Whatever the case, I don’t want to understand it lol.

Neizvestnaya's avatar

@Symbeline: That’s the beat all. Kind of no saving face if inert/dead stuff is more sexually fulfilling. ICK!

Berserker's avatar

I always knew I was as sexy as a tractor built out of cutlery. Lol.

KatawaGrey's avatar

I’m going to post this every time you refer to yourself as a tractor.

Berserker's avatar

I remmeber when you first linked that song. Still ain’t my style, but for some reason I love this one. :) The video rocks, too. :D

AnonymousWoman's avatar

I am not really sure. I have had a boyfriend who cheated on me with another female before and that was so painful. I don’t even want to imagine a boyfriend in the future cheating on me…. with anyone!

For this question, though..

Let’s pretend I have a s/o.

If he cheated with another woman and I found out, I would most likely be scared…. and wonder if she was pregnant. That’s what happened when I found out I was cheated on before. I felt hurt and anger in my heart. I would wonder if she was pregnant with his child. She wasn’t, but the very possibility that it could have happened frightened me. That kind of fear and dread is not fun to feel. I’d wondered what I did wrong, if it was my fault, if I could have done anything differently.. I felt like it was my fault and that I wasn’t doing enough. I wanted to die. I was completely and utterly devastated.

If he cheated with another man, I can see myself feeling horrible—like I wasn’t enough for him… like I didn’t matter to him at all. I can imagine myself feeling lonely and like he doesn’t even like or respect me as a person or as a woman. I might wonder if I’m ugly, if there’s something I did to “turn him gay” (no matter how illogical that feeling might be). I can see myself feeling despair.

Yeah, neither sounds fun to me.

Coloma's avatar

@AnonymousGirl

Yes, those feelings are normal, but, remember more people should really get this when they are young we are never responsible for others actions, not ever!
This is where the don’t take it “personally” comes into play.
Meaning, again, it’s a character issue and if someone is lacking character they would cheat no matter what with whomever they are with.

AnonymousWoman's avatar

^^ I know that he did not have to do it, but I hope he has changed anyway. He has a new girlfriend now who seems to love him a lot and I would hate to hear about him hurting her, too!
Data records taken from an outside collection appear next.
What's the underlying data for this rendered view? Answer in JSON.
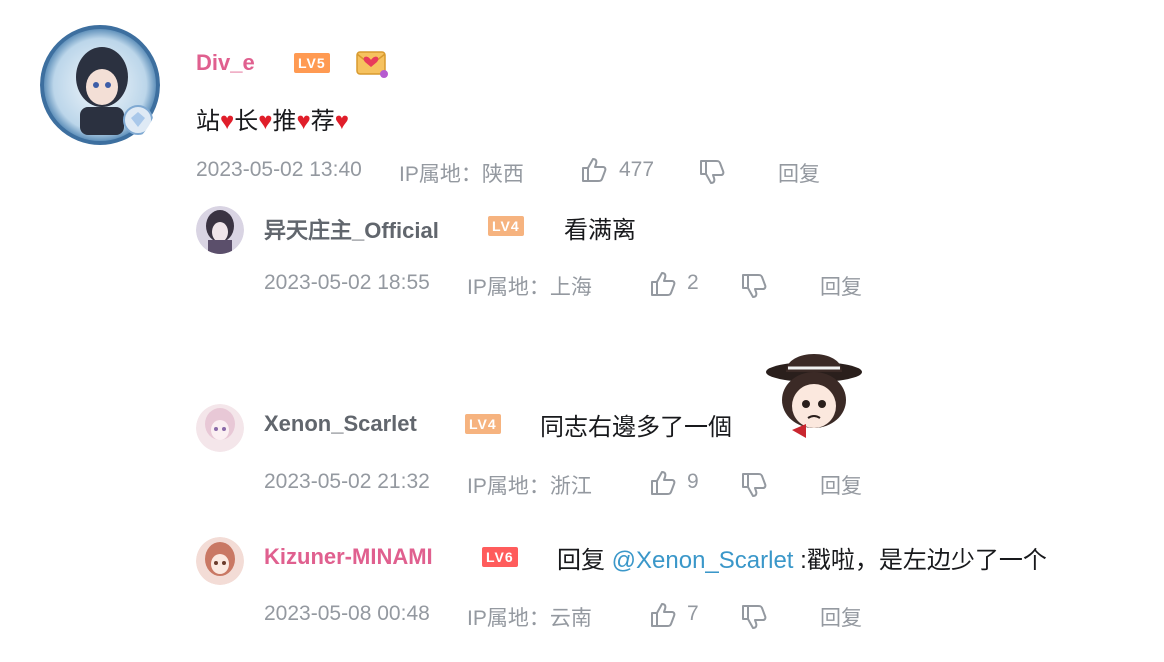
{
  "comments": [
    {
      "user": "Div_e",
      "level": "LV5",
      "content_parts": [
        "站",
        "❤️",
        "长",
        "❤️",
        "推",
        "❤️",
        "荐",
        "❤️"
      ],
      "time": "2023-05-02 13:40",
      "ip": "IP属地：陕西",
      "likes": "477",
      "reply_label": "回复"
    },
    {
      "user": "异天庄主_Official",
      "level": "LV4",
      "content": "看满离",
      "time": "2023-05-02 18:55",
      "ip": "IP属地：上海",
      "likes": "2",
      "reply_label": "回复"
    },
    {
      "user": "Xenon_Scarlet",
      "level": "LV4",
      "content": "同志右邊多了一個",
      "time": "2023-05-02 21:32",
      "ip": "IP属地：浙江",
      "likes": "9",
      "reply_label": "回复"
    },
    {
      "user": "Kizuner-MINAMI",
      "level": "LV6",
      "content_prefix": "回复",
      "mention": "@Xenon_Scarlet",
      "content_suffix": ":戳啦，是左边少了一个",
      "time": "2023-05-08 00:48",
      "ip": "IP属地：云南",
      "likes": "7",
      "reply_label": "回复"
    }
  ],
  "colors": {
    "vip_name": "#e0608f",
    "normal_name": "#61666d",
    "meta": "#9499a0",
    "mention": "#3a97c9"
  },
  "icons": [
    "thumb-up-icon",
    "thumb-down-icon",
    "envelope-heart-badge-icon",
    "sticker-image"
  ]
}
I don’t want to warn her because 1) he may have changed, 2) I don’t even know her, 3) it’s not really my place, and 4) I don’t want him in my life anymore.

SmoothEmeraldOasis's avatar

Another woman, which happened too many times for me to be accepting of the error as he put it. I have everything that any other woman has plus spontaneity and a desire for playfulness, geez, they both had to go and fly a kite. I am over that betrayal.